For years, Annoqi Group was a standard bearer in China’s traditional industrial sector, specializing in the chemically intensive world of dyes. However, the company is now making a radical bet on the future of digital infrastructure. Faced with a catastrophic 800% widening of annual losses in its core chemical business, the company recently announced a major asset restructuring to acquire Guangzhou Fengyun, an artificial intelligence and computing power service provider. This move marks a desperate but calculated pivot from the stagnant margins of manufacturing to the high-growth potential of the AI-driven 'computing power' (suanli) economy.
The financial reality for Annoqi has been increasingly grim. According to the company's latest performance estimates, net losses for 2025 are projected to reach between 46 million and 65 million RMB, a staggering jump from the modest 4.75 million RMB loss recorded in the prior year. Management has attributed this 'internal bleeding' to rising fixed costs from new projects and intense price competition aimed at maintaining market share. In this context, the acquisition of a tech asset that generates over 1 billion RMB in annual revenue is not merely an expansion—it is a lifeline intended to rewrite the company’s investment narrative.
Guangzhou Fengyun, the acquisition target, operates at the intersection of data centers and edge computing. Its growth trajectory has been notable, with revenues climbing from 470 million RMB in 2021 to a projected 1 billion RMB by 2025. While its net profit remains relatively thin compared to its massive top-line growth, the asset provides Annoqi with an immediate foothold in the GPU rental and computing power leasing markets. This sector has become a focal point for Chinese investors as local firms scramble to secure hardware and processing capabilities amidst global chip supply constraints and a domestic AI boom.

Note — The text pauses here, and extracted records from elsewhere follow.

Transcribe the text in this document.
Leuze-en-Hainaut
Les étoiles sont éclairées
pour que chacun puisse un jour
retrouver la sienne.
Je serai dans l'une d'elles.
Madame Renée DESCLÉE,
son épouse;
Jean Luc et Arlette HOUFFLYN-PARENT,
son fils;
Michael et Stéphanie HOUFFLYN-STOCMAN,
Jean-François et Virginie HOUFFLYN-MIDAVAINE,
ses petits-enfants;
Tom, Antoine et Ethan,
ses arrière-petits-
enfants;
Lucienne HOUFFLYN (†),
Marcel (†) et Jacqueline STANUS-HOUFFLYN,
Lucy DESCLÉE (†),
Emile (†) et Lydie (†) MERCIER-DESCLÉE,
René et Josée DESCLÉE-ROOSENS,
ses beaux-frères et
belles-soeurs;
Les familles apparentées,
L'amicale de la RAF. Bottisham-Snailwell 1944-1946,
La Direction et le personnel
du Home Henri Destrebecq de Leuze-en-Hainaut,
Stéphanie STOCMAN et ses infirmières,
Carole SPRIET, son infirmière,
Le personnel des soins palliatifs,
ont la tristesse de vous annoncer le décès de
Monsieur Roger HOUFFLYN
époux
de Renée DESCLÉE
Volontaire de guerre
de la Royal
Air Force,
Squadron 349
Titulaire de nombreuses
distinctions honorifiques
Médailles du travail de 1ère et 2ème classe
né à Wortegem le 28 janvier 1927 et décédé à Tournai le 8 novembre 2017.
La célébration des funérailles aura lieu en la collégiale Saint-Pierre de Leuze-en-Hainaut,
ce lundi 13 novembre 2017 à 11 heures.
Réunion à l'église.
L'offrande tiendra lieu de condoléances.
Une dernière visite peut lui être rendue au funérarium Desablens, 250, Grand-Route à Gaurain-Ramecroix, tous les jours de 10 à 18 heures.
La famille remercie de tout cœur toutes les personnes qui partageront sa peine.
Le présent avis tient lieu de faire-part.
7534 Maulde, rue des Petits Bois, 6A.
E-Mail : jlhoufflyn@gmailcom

This is not Annoqi’s first foray into the tech space. The company previously acquired Shanghai Gencong Technology to seed its computing power operations, suggesting a phased exit from its legacy industrial roots. The current deal, involving a mix of share issuance and cash payments, has led to a temporary suspension of Annoqi’s stock trading. As the company prepares its final disclosure, the market is watching closely to see if a traditional chemical manufacturer can successfully navigate the complexities of high-tech infrastructure management or if this is another case of 'cross-border' overreach common in China’s volatile capital markets.